You might not recognize photographer Ethan Pines, but there’s a good chance you’ve seen one of his portraits.
The Los Angeles-based artist captured Theranos founder Elizabeth Holmes long before her fraud conviction, Uber co-founder Travis Kalanick before his expulsion and Ethereum co-creator Vitalik Buterin before the world beyond crypto learned his name. Years later, Pines is transforming his tech portraits into enigmatic non-fungible tokens.
Listed on MakersPlace—the NFT marketplace that hosted digital artist Beeple’s record-setting $69.3 million collage—Pines’ first collection dropped three months ago, starring Holmes and her “Nanotainer” blood capsules. The photographer’s next drop is titled “Abort, Retry, Fail?,” after the cryptic DOS error message. It debuted on Thursday and features a radiating, “Speed Racer”-inspired portrait of Kalanick, as well as a Monty Python-esque animation of Alphabet CEO Sundar Pichai popping out from behind fluffy, 3D clouds.
The allusions to cloud computing and Kalanick’s penchant for slamming his foot on the gas are straightforward for those in the loop on tech, yet the playfully off-kilter aesthetic of the collection—together with pop culture’s evolving outlook on tech figures—makes Pines’ work quite fun to experience.
“There’s a lot of power that tech has, and it can do a lot of good and can be problematic, too,” Pines told dot.LA this week at the NFT LA conference party that previewed his work. The event was co-hosted by MakersPlace and the Superchief NFT gallery in Downtown L.A.
Years ago, when Pines photographed Kalanick for the cover of Forbes, he shot him as a hero. At the time, Pines was there to “make [Kalanick] look good, and he’s there to have a good rapport with me, too,” he said. But Pines’ NFT artwork tosses that goal out of the window.
“If we start moving into the metaverse, I’m concerned that these same companies or other major conglomerates are just going to dominate it in the same way,” added Pines. “If Anheuser-Busch just starts buying up real estate in the metaverse, it’s gonna be taken over by advertising. I’m not an idealist when it comes to tech.”

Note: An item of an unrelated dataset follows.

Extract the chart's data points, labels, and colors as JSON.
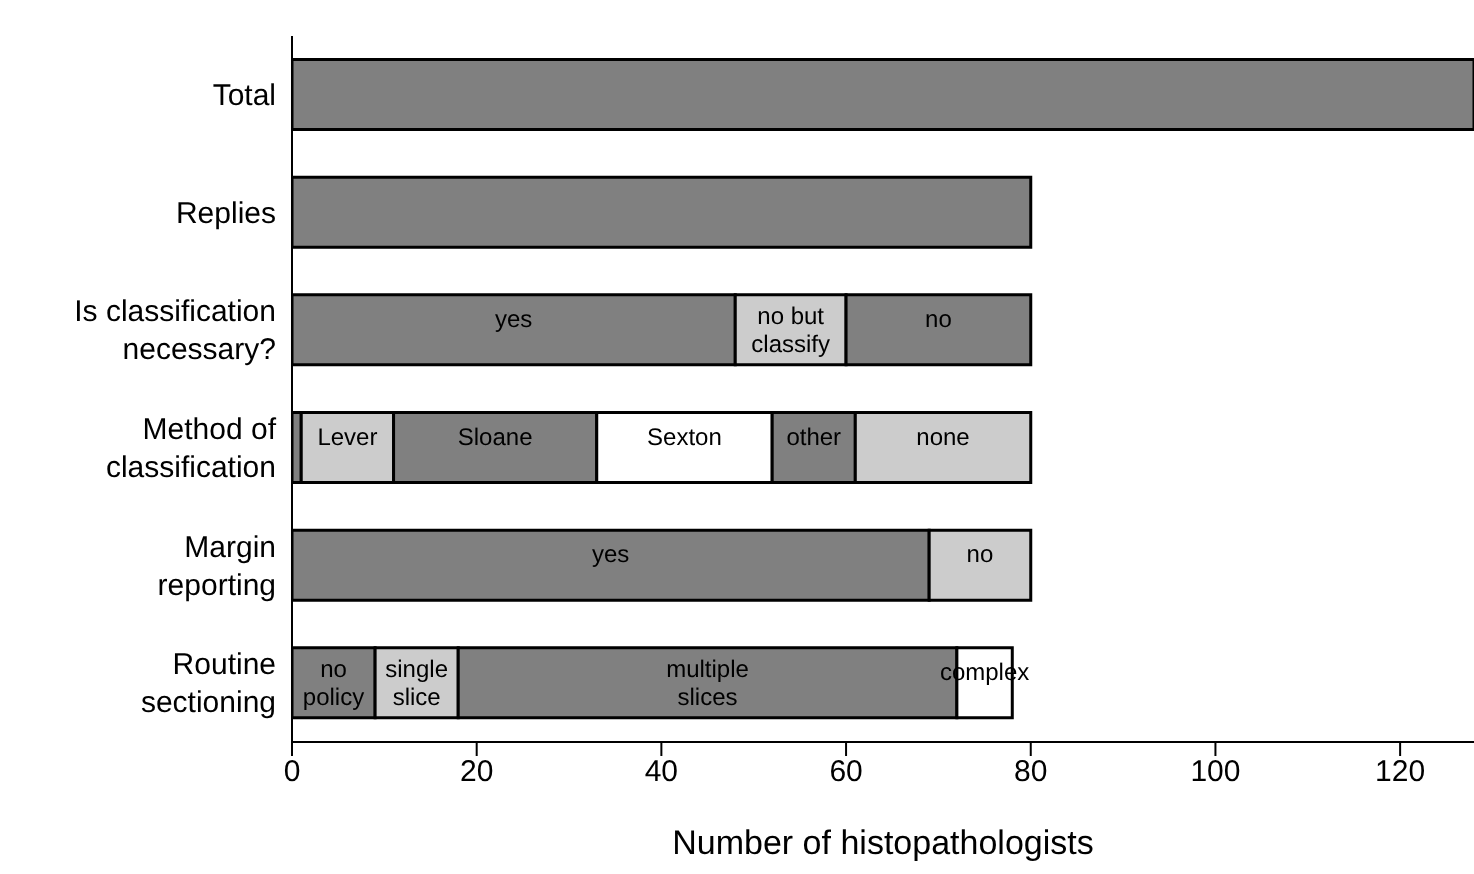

Other NFTs in the collection include a shot of Buterin with his hands together, almost in prayer, while pixelated clouds, a balloon, a duck and a UFO float across the background. Many of the NFTs also feature sound design, produced by Pines on his iPad.
Though skeptical about tech, Pines went on to praise the NFT scene’s ability to “bypass the gatekeepers.”
"You don’t have to wait for galleries to throw you some crumbs,” he said. “It has this democratizing effect and it gets a lot more voices out there that you wouldn’t see otherwise. Is it all art? Who’s to say?”